INCREDULITA' E RIFIUTO

Qualunque persona non è mai pronta ad una perdita anche se preannunciata, tantomeno una notizia traumatica come la diagnosi di una patologia “drammatica” può lasciare indifferenti. Spesso si pensa “perchè a me (o a lei/lui)?” o “forse si sbagliano”; di fatto c'è una sorta di incredulità e allo stesso tempo di rifiuto “no, non può essere vero!”, “ non è possibile!”, in alcuni casi si sente dire “non capiscono niente!”. Il rifiuto può manifestarsi anche attraverso comportamenti particolari, come fuggire dal problema attivando atteggiamenti di “apparente normalità”, si svolge la stessa vita o addirittura una vita più attiva, più frenetica come se niente di particolare stia accadendo o sia successo... “si fa finta di nulla”. (Nei casi più estremi.. ad es. si prepara ancora la tavola per una persona scomparsa... oppure si fanno progetti specifici e a lungo termine per quanto riguarda i propri cari con patologia degenerativa progressiva ed invalidante o ancora si svolge la stessa vita, si prendono gli stessi impegni, si hanno le stesse abitudini nonostante le differenze sostanziali ed evidenti riguardanti la salute). Una vera e propria difesa da un devastante sconvolgimento psichico!
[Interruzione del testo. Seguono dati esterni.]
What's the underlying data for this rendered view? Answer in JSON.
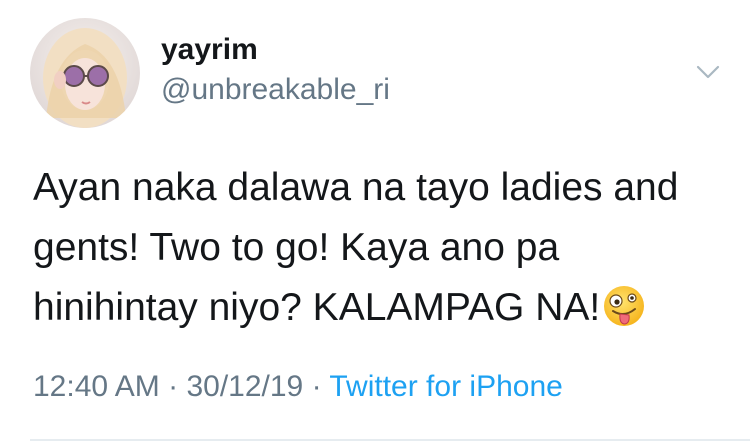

L'incredulità allo stesso modo può presentarsi inizialmente quanto successivamente (spesso non ci si rende conto di una perdita tanto che sembra di vedere quella persona tra la gente o la si aspetta a casa ad una certa ora... in varie occasioni e per pochi attimi non “si crede” che quella persona non ci sia più! Una normale e provvisoria distorsione cognitivo-percettiva della realtà non ancora elaborata.

RABBIA

La rabbia è un altro sentimento che sovente (anche se non sempre) si presenta in caso di lutto e pseudo-lutto. Si può provare rabbia nei confronti di una persona che è scomparsa, nonostante la razionalità ci faccia sapere che non è colpa sua, proviamo questa emozione, in particolar modo quando la scomparsa avviene in giovane età o quando si erano creati progetti ormai non più attuabili, nell'ultimo caso la frase che spesso si sente è “Me l'aveva promesso, perchè l'ha fatto?” Si può esser arrabbiati per il modo in cui la persona è “andata via” o ancora perchè vi può sembrare che gli altri non riescono a capire il vostro dolore, e che nonostante questo continuano la loro vita tranquillamente, come se il proprio lutto fosse “universale”. La rabbia si presenta soprattutto quando si riceve una determinata diagnosi riguardante una persona cara. Quante volte si sentono frasi tipo “Perchè a lui che è una persona così buona? Con tutti i delinquenti che ci sono in giro...” , sentimento amplificato se c'è una recidiva o se sono state affrontate nel corso della vita più situazioni traumatiche sia concernenti la salute sia per quanto riguarda vicende appartenenti ad altre sfere personali (ad es. lavorative, relazionali etc.); le classiche frasi che accompagnano queste persone solitamente sono“ Perchè tutto a me? Cosa ho fatto di male per meritare tutto questo? Non bastava....?”.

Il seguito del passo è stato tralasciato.